Out with fancy storage formats then—I switched to storing data in simple plain text files (something I should have just started with). The average time to add a directory using was now 65ms, compared to 75ms with the original pickle storage format. These times were measured using zsh's built-in time function averaged over 100 runs:

time (repeat 100; CMD)

where CMD was replaced by the relevant j command to add a directory. The added directory was the same for each run and all versions of j that were tested.

The change to plain text storage did improve the speed of adding directories, but only slightly. After sprinkling some calls to time.time() around the code and printing the results, I was quite confused as to why the script took such a long time to run. The code itself appeared to execute extremely quickly, taking less than 1ms to add a directory. But calling the script took 65ms according to zsh's time!

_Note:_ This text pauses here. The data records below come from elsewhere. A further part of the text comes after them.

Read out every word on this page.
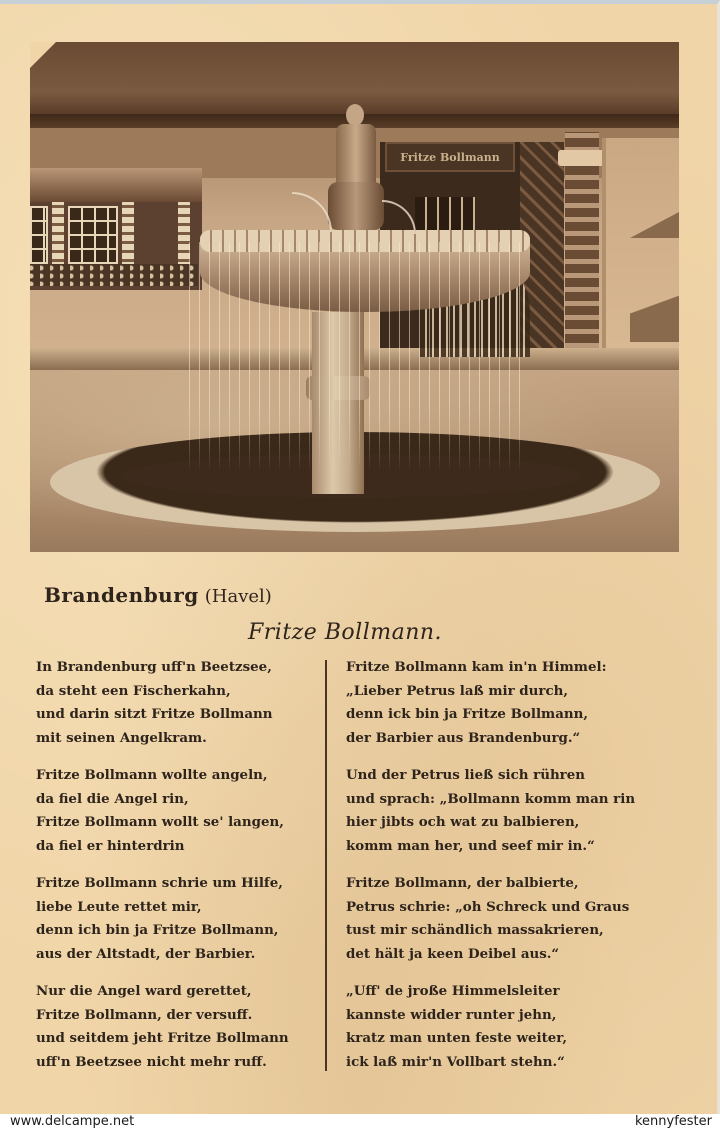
Fritze Bollmann
Brandenburg (Havel)
Fritze Bollmann.
In Brandenburg uff'n Beetzsee,
da steht een Fischerkahn,
und darin sitzt Fritze Bollmann
mit seinen Angelkram.
Fritze Bollmann wollte angeln,
da fiel die Angel rin,
Fritze Bollmann wollt se' langen,
da fiel er hinterdrin
Fritze Bollmann schrie um Hilfe,
liebe Leute rettet mir,
denn ich bin ja Fritze Bollmann,
aus der Altstadt, der Barbier.
Nur die Angel ward gerettet,
Fritze Bollmann, der versuff.
und seitdem jeht Fritze Bollmann
uff'n Beetzsee nicht mehr ruff.
Fritze Bollmann kam in'n Himmel:
„Lieber Petrus laß mir durch,
denn ick bin ja Fritze Bollmann,
der Barbier aus Brandenburg.“
Und der Petrus ließ sich rühren
und sprach: „Bollmann komm man rin
hier jibts och wat zu balbieren,
komm man her, und seef mir in.“
Fritze Bollmann, der balbierte,
Petrus schrie: „oh Schreck und Graus
tust mir schändlich massakrieren,
det hält ja keen Deibel aus.“
„Uff' de jroße Himmelsleiter
kannste widder runter jehn,
kratz man unten feste weiter,
ick laß mir'n Vollbart stehn.“
www.delcampe.net	kennyfester
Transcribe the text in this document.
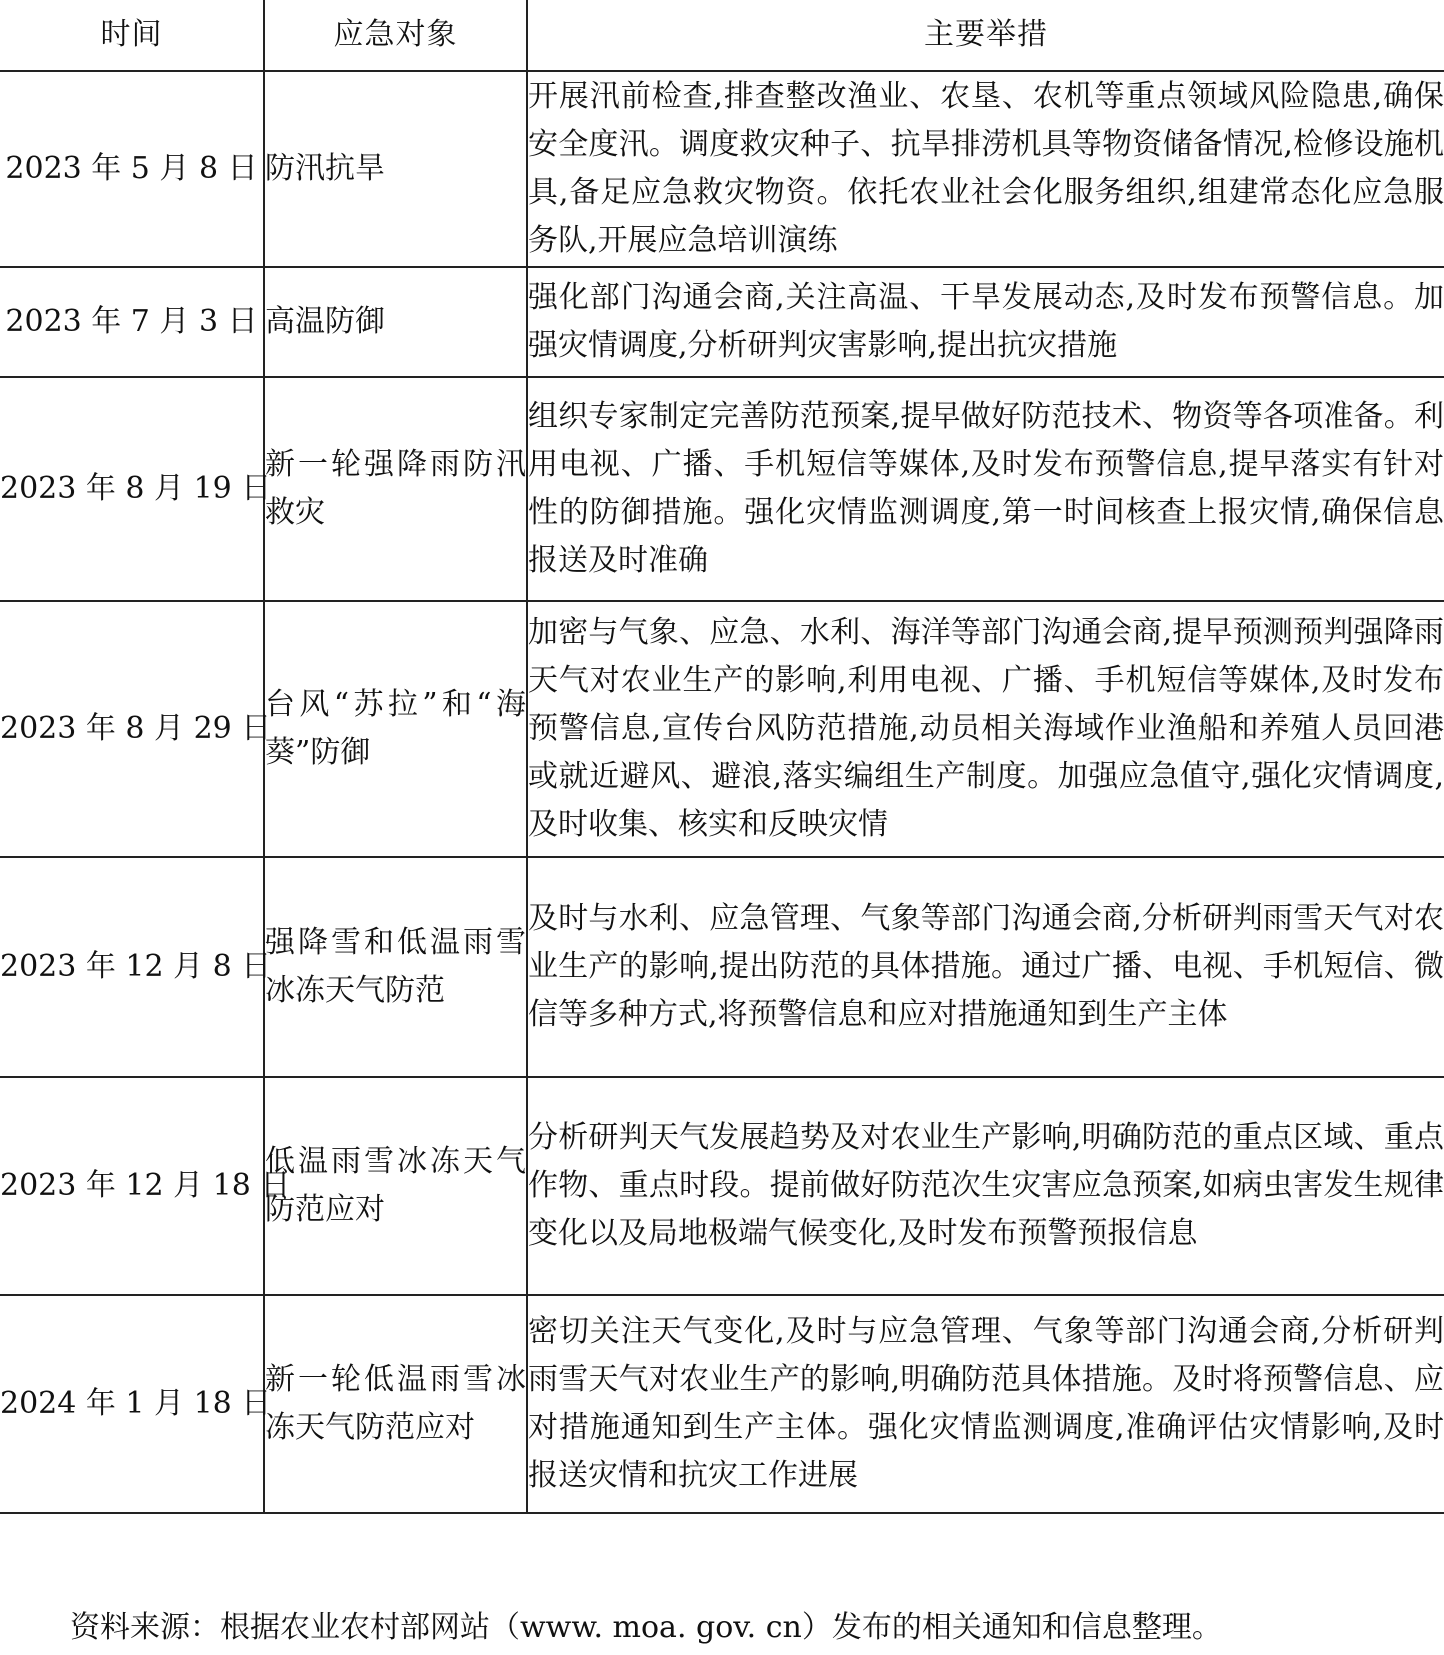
时间	应急对象	主要举措
2023 年 5 月 8 日	防汛抗旱	开展汛前检查,排查整改渔业、农垦、农机等重点领域风险隐患,确保安全度汛。调度救灾种子、抗旱排涝机具等物资储备情况,检修设施机具,备足应急救灾物资。依托农业社会化服务组织,组建常态化应急服务队,开展应急培训演练
2023 年 7 月 3 日	高温防御	强化部门沟通会商,关注高温、干旱发展动态,及时发布预警信息。加强灾情调度,分析研判灾害影响,提出抗灾措施
2023 年 8 月 19 日	新一轮强降雨防汛救灾	组织专家制定完善防范预案,提早做好防范技术、物资等各项准备。利用电视、广播、手机短信等媒体,及时发布预警信息,提早落实有针对性的防御措施。强化灾情监测调度,第一时间核查上报灾情,确保信息报送及时准确
2023 年 8 月 29 日	台风“苏拉”和“海葵”防御	加密与气象、应急、水利、海洋等部门沟通会商,提早预测预判强降雨天气对农业生产的影响,利用电视、广播、手机短信等媒体,及时发布预警信息,宣传台风防范措施,动员相关海域作业渔船和养殖人员回港或就近避风、避浪,落实编组生产制度。加强应急值守,强化灾情调度,及时收集、核实和反映灾情
2023 年 12 月 8 日	强降雪和低温雨雪冰冻天气防范	及时与水利、应急管理、气象等部门沟通会商,分析研判雨雪天气对农业生产的影响,提出防范的具体措施。通过广播、电视、手机短信、微信等多种方式,将预警信息和应对措施通知到生产主体
2023 年 12 月 18 日	低温雨雪冰冻天气防范应对	分析研判天气发展趋势及对农业生产影响,明确防范的重点区域、重点作物、重点时段。提前做好防范次生灾害应急预案,如病虫害发生规律变化以及局地极端气候变化,及时发布预警预报信息
2024 年 1 月 18 日	新一轮低温雨雪冰冻天气防范应对	密切关注天气变化,及时与应急管理、气象等部门沟通会商,分析研判雨雪天气对农业生产的影响,明确防范具体措施。及时将预警信息、应对措施通知到生产主体。强化灾情监测调度,准确评估灾情影响,及时报送灾情和抗灾工作进展
资料来源：根据农业农村部网站（www. moa. gov. cn）发布的相关通知和信息整理。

Where did this discrepancy come from? It turns out that invoking the Python interpreter itself has some overhead, which, in this case, is the vast majority of the total execution time. This realization really soured me on continuing to use Python for the project. In addition to the slow speed, I was also unhappy with the complexity of the code. For instance, the core Python script needed to be wrapped in a zsh script to handle changing the working directory. And so I thought, why not just write the whole thing in zsh?

Version 2.0

This brings us to the second (and current) version of j, written in zsh. I certainly wouldn't advocate writing anything large or complex in a shell language, but in this case I think the result was simpler and rather elegant.

This version is much faster than any of the earlier Python versions by about an order of magnitude (about 6ms to add a directory), so shell navigation is now much snappier. And shell languages are great for processing plain text files, like those used for j's data, very quickly. Python is still used for the interface to list multiple directories with the same name, but here the time spent invoking Python is minimal compared to the time to receive user input.

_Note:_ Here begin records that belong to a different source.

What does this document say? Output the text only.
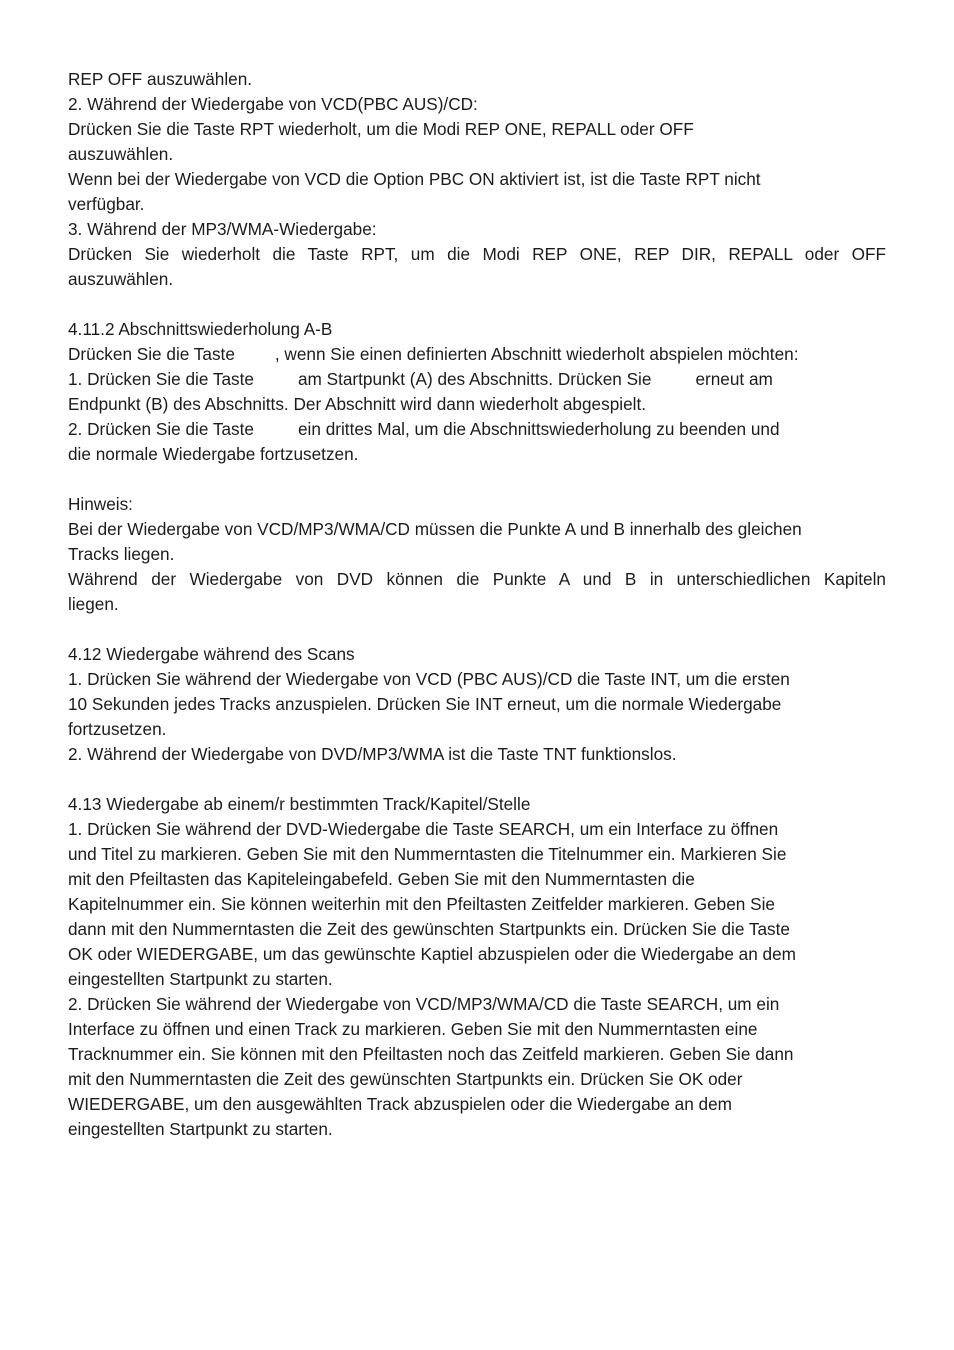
REP OFF auszuwählen.
2. Während der Wiedergabe von VCD(PBC AUS)/CD:
Drücken Sie die Taste RPT wiederholt, um die Modi REP ONE, REPALL oder OFF
auszuwählen.
Wenn bei der Wiedergabe von VCD die Option PBC ON aktiviert ist, ist die Taste RPT nicht
verfügbar.
3. Während der MP3/WMA-Wiedergabe:
Drücken Sie wiederholt die Taste RPT, um die Modi REP ONE, REP DIR, REPALL oder OFF
auszuwählen.
4.11.2 Abschnittswiederholung A-B
Drücken Sie die Taste , wenn Sie einen definierten Abschnitt wiederholt abspielen möchten:
1. Drücken Sie die Taste	am Startpunkt (A) des Abschnitts. Drücken Sie	erneut am
Endpunkt (B) des Abschnitts. Der Abschnitt wird dann wiederholt abgespielt.
2. Drücken Sie die Taste	ein drittes Mal, um die Abschnittswiederholung zu beenden und
die normale Wiedergabe fortzusetzen.
Hinweis:
Bei der Wiedergabe von VCD/MP3/WMA/CD müssen die Punkte A und B innerhalb des gleichen
Tracks liegen.
Während der Wiedergabe von DVD können die Punkte A und B in unterschiedlichen Kapiteln
liegen.
4.12 Wiedergabe während des Scans
1. Drücken Sie während der Wiedergabe von VCD (PBC AUS)/CD die Taste INT, um die ersten
10 Sekunden jedes Tracks anzuspielen. Drücken Sie INT erneut, um die normale Wiedergabe
fortzusetzen.
2. Während der Wiedergabe von DVD/MP3/WMA ist die Taste TNT funktionslos.
4.13 Wiedergabe ab einem/r bestimmten Track/Kapitel/Stelle
1. Drücken Sie während der DVD-Wiedergabe die Taste SEARCH, um ein Interface zu öffnen
und Titel zu markieren. Geben Sie mit den Nummerntasten die Titelnummer ein. Markieren Sie
mit den Pfeiltasten das Kapiteleingabefeld. Geben Sie mit den Nummerntasten die
Kapitelnummer ein. Sie können weiterhin mit den Pfeiltasten Zeitfelder markieren. Geben Sie
dann mit den Nummerntasten die Zeit des gewünschten Startpunkts ein. Drücken Sie die Taste
OK oder WIEDERGABE, um das gewünschte Kaptiel abzuspielen oder die Wiedergabe an dem
eingestellten Startpunkt zu starten.
2. Drücken Sie während der Wiedergabe von VCD/MP3/WMA/CD die Taste SEARCH, um ein
Interface zu öffnen und einen Track zu markieren. Geben Sie mit den Nummerntasten eine
Tracknummer ein. Sie können mit den Pfeiltasten noch das Zeitfeld markieren. Geben Sie dann
mit den Nummerntasten die Zeit des gewünschten Startpunkts ein. Drücken Sie OK oder
WIEDERGABE, um den ausgewählten Track abzuspielen oder die Wiedergabe an dem
eingestellten Startpunkt zu starten.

I'm quite happy with the state of the code now, and j has become an integral part of my muscle memory and work flow. Go ahead and try it if sounds like it might be useful for you, too.

As a final thought, I'll also mention the zsh profiler, zprof, which I only discovered recently while working on this project. It is activated by running

zmodload zsh/zprof

Then, one just has to run zprof to generate a profile report of all shell functions that have been run since loading the module. I didn't find this terribly helpful for profiling an individual function, but it is great for discovering what your shell is spending time doing.